Он узнавал и не узнавал их, эти тихие улицы, сквозь тяжелый покров своей безнадежной грусти. Как будто их стало больше, как будто они стали длинней, нарядней… Вот тут был в его время один кабак, а на том углу — другой; держал отставной фельдфебель Дуванов. Жив ли он? жива ли его толстая Дуваниха?.. Были эти дома соломой крыты, а теперь вон под железом. А тут вот Дуняшка жила… Цела ли ее удалая башка? Эх, огонь-баба была!..
При каждом воспоминании о прошлом тяжелый камень, который лежал где-то там, в темной глубине его сердца, грузно колыхался и точно гнул его книзу. Но он старался идти бодро, легко, даже щеголевато. Он по движущимся теням видел, как резко и выгодно выделялась его большая и стройная фигура впереди двух низкорослых конвойных. С подстриженной седой бородой, с умным и дерзким взглядом, в картузе набекрень, он казался теперь молодым, сильным и свежим…
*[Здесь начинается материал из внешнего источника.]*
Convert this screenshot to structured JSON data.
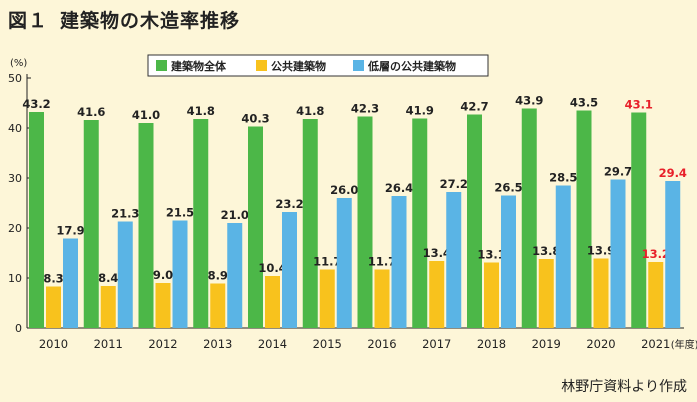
{
  "figure": {
    "number": "図１",
    "title": "建築物の木造率推移"
  },
  "source": "林野庁資料より作成",
  "chart_data": {
    "type": "bar",
    "y_unit": "(%)",
    "x_unit": "(年度)",
    "ylim": [
      0,
      50
    ],
    "yticks": [
      0,
      10,
      20,
      30,
      40,
      50
    ],
    "grid": false,
    "legend_position": "top",
    "categories": [
      "2010",
      "2011",
      "2012",
      "2013",
      "2014",
      "2015",
      "2016",
      "2017",
      "2018",
      "2019",
      "2020",
      "2021"
    ],
    "series": [
      {
        "name": "建築物全体",
        "color": "#4cb748",
        "values": [
          43.2,
          41.6,
          41.0,
          41.8,
          40.3,
          41.8,
          42.3,
          41.9,
          42.7,
          43.9,
          43.5,
          43.1
        ],
        "labels": [
          "43.2",
          "41.6",
          "41.0",
          "41.8",
          "40.3",
          "41.8",
          "42.3",
          "41.9",
          "42.7",
          "43.9",
          "43.5",
          "43.1"
        ]
      },
      {
        "name": "公共建築物",
        "color": "#f8c21d",
        "values": [
          8.3,
          8.4,
          9.0,
          8.9,
          10.4,
          11.7,
          11.7,
          13.4,
          13.1,
          13.8,
          13.9,
          13.2
        ],
        "labels": [
          "8.3",
          "8.4",
          "9.0",
          "8.9",
          "10.4",
          "11.7",
          "11.7",
          "13.4",
          "13.1",
          "13.8",
          "13.9",
          "13.2"
        ]
      },
      {
        "name": "低層の公共建築物",
        "color": "#5ab4e5",
        "values": [
          17.9,
          21.3,
          21.5,
          21.0,
          23.2,
          26.0,
          26.4,
          27.2,
          26.5,
          28.5,
          29.7,
          29.4
        ],
        "labels": [
          "17.9",
          "21.3",
          "21.5",
          "21.0",
          "23.2",
          "26.0",
          "26.4",
          "27.2",
          "26.5",
          "28.5",
          "29.7",
          "29.4"
        ]
      }
    ],
    "highlight": {
      "category": "2021",
      "label_color": "#e8202a"
    },
    "label_color": "#222222"
  }
}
В станичном правлении Толкачева приняли очень приветливо и радушно. Лица были все новые и Ефиму неизвестные: и атаман, и писаря, и казначей, и казаки-сидельцы. Только Семеныч, так называемый «староста», то есть старший сторож правления, был тот же, но постарел. Он теплее всех встретил Толкачева, принес ему повечерять и даже чаем напоил.
— Ты помнишь, — говорил Семеныч, — кирпичом-то меня тогда в спину?.. Печку развалил в тюрьме, а я подошел тебя посовестить, а ты… того… в сердцах-то…
Ефима участливо расспрашивали и сожалели, что он попался. И ему было приятно видеть это добродушно-ироническое, но не обидное и, пожалуй, искреннее сожаление. Из этих людей, которые были перед ним такие молодые, веселые, шутливо-добродушные, никто не был свидетелем его прежних подвигов — конокрадства, грабежа и прочего. Помнили его сынов, но и о них говорили с расположением и сожалением. Впрочем, он сам и сыны его не трогали своих станичников и работали преимущественно на стороне. Их побаивались и дома. И дивились им. Удаль, риск, неустрашимость, сила, — все они были силачи, — гордое презрение к обычному порядку жизни внушали к ним вместе с скрытою, боязливою ненавистью и уважительный страх.